L'incertezza è aggravata dalla mancanza di un Piano Energetico Nazionale, che latita da vent'anni e che il governo Berlusconi aveva annunciato come "imminente" l'ultima volta nel settembre scorso, ma di cui non si è mai vista traccia. Per riattivare gli investimenti nelle infrastrutture energetiche, il nuovo governo dovrà quindi andare al di là degli incentivi, fornendo alle imprese – che nell'ultimo biennio hanno visto cambiare per ben sei volte la legislazione in materia di sostegno alle rinnovabili – una cornice di obiettivi chiari di lungo periodo, su cui potersi appoggiare per guardare un po' più lontano, dato che l'orizzonte temporale nel mondo dell'energia è sempre spostato molto in là, ben oltre i confini di una legislatura, per la natura stessa degli impianti che si vanno a realizzare. In questi primi giorni di gennaio il nodo arriverà al pettine.

  • Lorenzo |

    Non abbiamo le palle!, è esattamente il contrario.
    Perché i produttori di elettricità pagano di più caro il gas, cioè più dei cittadini, imprese e della categoria degli ‘energivori’?
    Quel divario di circa 4-6 centesimi di euro per metro cubo venduto ai produttori del gas permette sicuramente un buon guadagno per l’ENI.
    E ancora. Un prezzo più elevato dell’elettricità, legato per almeno il 50% al prezzo del gas, non può dare un significativo surplus soprattutto all’Enel che nel suo parco di produzione elettrica ha solo il 20-25% di centrali a ciclo combinato?
    Se questo è vero, quanto ci rimettono i consumatori di energia elettrica, che tutti con grande solerzia vogliono proteggere dagli eccessivi costi delle rinnovabili?
    E’ un luogo comune che il kWh in Italia costi tanto solo a causa degli incentivi per le rinnovabili.
    Meglio vedere quanto incide il costo del gas per i produttori di elettricità e limare altri oneri di sistema.
    Noi siamo bravi a prendere a paragone l’Europa e in particolare la Germania quando ci fa comodo, sia nel bene che nel male, a seconda ripeto la nostra convenienza.
    Spesso il confronto sui prezzi dell’elettricità lo facciamo con la Germania, così come il paragone con i costi per le rinnovabili che in quel paese hanno visto uno sviluppo importante.

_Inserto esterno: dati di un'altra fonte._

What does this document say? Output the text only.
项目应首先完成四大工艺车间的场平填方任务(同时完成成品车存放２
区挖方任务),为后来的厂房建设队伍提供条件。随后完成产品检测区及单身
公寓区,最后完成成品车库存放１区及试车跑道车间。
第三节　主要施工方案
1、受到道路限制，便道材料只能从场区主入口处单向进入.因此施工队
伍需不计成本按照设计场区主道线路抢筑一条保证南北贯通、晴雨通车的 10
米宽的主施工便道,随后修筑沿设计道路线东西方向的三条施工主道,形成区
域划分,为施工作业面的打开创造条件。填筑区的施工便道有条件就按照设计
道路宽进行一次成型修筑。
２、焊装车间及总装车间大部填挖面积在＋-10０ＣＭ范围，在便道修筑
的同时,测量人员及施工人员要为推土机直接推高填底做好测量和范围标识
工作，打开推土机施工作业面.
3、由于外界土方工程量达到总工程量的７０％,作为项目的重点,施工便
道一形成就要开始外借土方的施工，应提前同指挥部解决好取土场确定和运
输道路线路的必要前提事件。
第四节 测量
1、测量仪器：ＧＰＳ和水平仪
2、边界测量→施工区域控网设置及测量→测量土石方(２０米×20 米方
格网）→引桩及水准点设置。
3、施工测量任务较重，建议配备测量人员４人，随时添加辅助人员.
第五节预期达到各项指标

    Nel 2010 i tedeschi hanno incentivato 90 miliardi di kWh di rinnovabili, sostenendo un costo sulla bolletta pari a 13 miliardi di euro. In Italia nello stesso anno l’incentivo per tutte le rinnovabili era sui 7-7,5 miliardi. Visto che in Germania i consumi sono il doppio dei nostri, si desume che i tedeschi hanno pagato circa 22 €/MWh in più per gli oneri di sistema, che si possono commisurare con un costo dell’elettricità all’ingrosso sulla Borsa elettrica che all’epoca era intorno ai 50 €/MWh. Quindi si tratta di un considerevole incremento di costo.
    Ma i tedeschi, che sono bravi a programmare lo sviluppo del loro settore delle rinnovabili, hanno stimato che il nuovo piano per le rinnovabili consentirà al 2015 una produzione di 115 miliardi di kWh con un finanziamento necessario di 21 miliardi di euro che, su un’ipotesi di consumo di circa 600 TWh, avrà un’incidenza di quasi 35 € a MWh.
    Se torniamo ad oggi vedremmo che anche in Italia nel 2010 il peso delle rinnovabili è intorno ai 22-23 €/MWh. Anche se va detto che loro, con le stesse risorse, riescono ad incentivare una produzione maggiore, perché sanno seguire meglio i segnali che vengono dal mercato.
    Ricordo che solo qualche anno fa si diceva che il prezzo dell’energia elettrica era maggiore del 30% rispetto, ad esempio, alla Germania o alla media UE per il semplice fatto che i produttori di energia elettrica ci guadagnavano troppo.
    Anche a suo tempo questo poteva essere definito un luogo comune.
    Oggi di certo non guadagnano più, visto che i cicli combinati riescono a produrre per sole 2500 ore all’anno.
    Il vero motivo è che il prezzo del gas è troppo elevato rispetto ai prezzi sul mercato elettrico e non c’è più quel giusto margine per potere generare elettricità. Quindi per molte ore della giornata per un operatore del settore è molto più conveniente comprare energia elettrica sulla Borsa che produrla. Ricordo, peraltro, che quello dell’energia è l’unico comparto industriale italiano nel quale gli operatori hanno un’addizionale aggiuntiva del 10% rappresentata dalla Robin Tax più tutte le altre tasse aggiuntive vecchie oramai di secoli anche quando l’energie rinnovabili non c’erano ma le tasse le pagavamo lo stesso.
    Direi proprio che il peso delle rinnovabili va a incidere veramente poco.
    La verità è che dobbiamo abbassare sul mercato interno il prezzo del gas per le centrali.
    Se il prezzo del gas fosse più o meno uniforme su tutto il territorio europeo, così come la Direttiva europea ci chiede, non avremmo questo grande differenziale dei prezzi dell’elettricità con altri paesi, anche se, dobbiamo ammetterlo, per i kWh prodotti da rinnovabili paghiamo più degli altri.
    Ma noi paghiamo le multe ma non ci aggiorniamo e anche tutto questo incide per non rispettare le Direttive Europee.
    Il gas ha un prezzo più alto perché il mercato libero del gas ancora non funziona bene. L’Italia presenta l’anomalia per cui il prezzo del gas aumenta all’aumentare dei volumi forniti.
    Se un sito, come una centrale che consuma circa 300-400 milioni di m3 di gas, paga il gas 4-6 centesimi di euro in più a metro cubo rispetto, ad esempio, ad una società che acquista un ventesimo o un trentesimo del quantitativo di una centrale, secondo me non ha logica a livello economico.
    Allora per prima cosa bisogna far funzionare il mercato del gas in Italia e quindi riuscire ad azzerare il differenziale del costo del gas per la produzione elettrica rispetto agli altri paesi.